> Actually the money was just sat in a bank account, which AFAIK doesn't cause net carbon emissions.
That depends on your definitions. I'm not sure about U.K. reserve ratios, but in the U.S., about 90% of your bank deposit goes back out as loans that hopefully increase economic activity. The majority of that activity probably isn't carbon-neutral.
How did I miss the reserve requirement in the US going to zero in 2020? I was living overseas at the time, and I know I had more pressing things to consider, but still...
> In addition, banks in modern times have never had to wait for deposits to extend loans.
Are you referring to the discount window, the repo market, and interbank lending, or the fact that reserve requirements are typically averaged over a couple of weeks? In these cases, (as long as there's a reserve requirement), a person adding to a bank does still enable more lending, no? Or, are you saying that in modern times, even with non-zero reserve requirements, commercial banks usually operate with excess reserves, so reserves are not the limiting factor on lending?
Specifically, in my case, that bank is (mostly) NS&I, one of several banks owned by the British government.
NS&I doesn't write loans, nor does it have a big vault full of cash somewhere, instead my money is "invested" in running the country I live in. Rather than borrowing money from international money markets by writing gilts (bonds payable by the government) they borrow my money and pay me interest.
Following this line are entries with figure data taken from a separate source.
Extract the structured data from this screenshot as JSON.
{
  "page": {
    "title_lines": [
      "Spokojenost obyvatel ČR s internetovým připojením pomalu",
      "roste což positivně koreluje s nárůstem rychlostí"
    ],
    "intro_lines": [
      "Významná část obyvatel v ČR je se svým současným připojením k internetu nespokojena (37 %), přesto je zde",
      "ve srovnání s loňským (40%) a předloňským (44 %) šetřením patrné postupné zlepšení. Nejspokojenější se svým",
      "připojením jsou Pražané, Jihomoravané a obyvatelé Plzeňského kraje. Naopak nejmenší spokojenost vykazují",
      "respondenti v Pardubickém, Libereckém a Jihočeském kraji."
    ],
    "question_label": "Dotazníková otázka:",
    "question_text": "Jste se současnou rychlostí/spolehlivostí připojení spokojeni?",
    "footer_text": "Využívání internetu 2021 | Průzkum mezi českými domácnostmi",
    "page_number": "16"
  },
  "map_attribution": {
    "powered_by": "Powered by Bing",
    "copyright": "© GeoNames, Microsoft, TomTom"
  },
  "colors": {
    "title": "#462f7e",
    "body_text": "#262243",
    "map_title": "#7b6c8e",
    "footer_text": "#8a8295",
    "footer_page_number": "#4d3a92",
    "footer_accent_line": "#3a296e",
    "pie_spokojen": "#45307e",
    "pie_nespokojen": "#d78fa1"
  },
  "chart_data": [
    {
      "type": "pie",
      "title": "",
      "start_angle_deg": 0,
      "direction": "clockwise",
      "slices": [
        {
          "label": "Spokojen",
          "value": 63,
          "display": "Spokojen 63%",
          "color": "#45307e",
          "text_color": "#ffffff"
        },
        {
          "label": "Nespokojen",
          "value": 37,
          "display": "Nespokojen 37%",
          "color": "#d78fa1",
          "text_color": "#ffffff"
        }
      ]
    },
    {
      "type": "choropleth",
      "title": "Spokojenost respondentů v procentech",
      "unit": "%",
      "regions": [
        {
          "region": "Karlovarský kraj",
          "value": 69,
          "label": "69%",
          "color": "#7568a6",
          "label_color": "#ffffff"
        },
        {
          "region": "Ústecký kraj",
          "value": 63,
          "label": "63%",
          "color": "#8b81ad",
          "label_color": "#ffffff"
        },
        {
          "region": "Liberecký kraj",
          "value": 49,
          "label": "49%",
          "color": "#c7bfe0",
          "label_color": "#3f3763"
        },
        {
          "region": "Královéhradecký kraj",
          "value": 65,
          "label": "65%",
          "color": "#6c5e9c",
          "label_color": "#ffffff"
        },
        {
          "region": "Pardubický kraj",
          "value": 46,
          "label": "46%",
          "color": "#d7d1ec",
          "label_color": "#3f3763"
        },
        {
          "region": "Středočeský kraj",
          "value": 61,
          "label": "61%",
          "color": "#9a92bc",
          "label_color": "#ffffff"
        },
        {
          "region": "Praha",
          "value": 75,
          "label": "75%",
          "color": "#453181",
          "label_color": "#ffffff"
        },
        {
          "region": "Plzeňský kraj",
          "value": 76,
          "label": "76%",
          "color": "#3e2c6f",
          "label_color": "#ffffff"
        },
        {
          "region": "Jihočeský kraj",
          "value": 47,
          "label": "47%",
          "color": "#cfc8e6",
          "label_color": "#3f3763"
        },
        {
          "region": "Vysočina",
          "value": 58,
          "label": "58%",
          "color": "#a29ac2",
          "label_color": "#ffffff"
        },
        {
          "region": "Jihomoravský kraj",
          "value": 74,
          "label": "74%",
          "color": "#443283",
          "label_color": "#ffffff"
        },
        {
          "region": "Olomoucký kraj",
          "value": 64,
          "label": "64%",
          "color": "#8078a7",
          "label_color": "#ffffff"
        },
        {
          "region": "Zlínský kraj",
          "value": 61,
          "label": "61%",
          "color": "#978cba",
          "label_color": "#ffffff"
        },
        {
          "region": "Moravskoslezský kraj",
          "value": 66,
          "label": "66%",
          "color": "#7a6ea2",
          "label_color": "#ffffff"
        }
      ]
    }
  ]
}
As a result, nothing changes, all the same things were going to happen anyway, just they'd have borrowed from the Chinese, or the Americans or whoever was buying gilts.
That depends on your definitions. I'm not sure about U.K. reserve ratios, but in the U.S., about 90% of your bank deposit goes back out as loans that hopefully increase economic activity. The majority of that activity probably isn't carbon-neutral.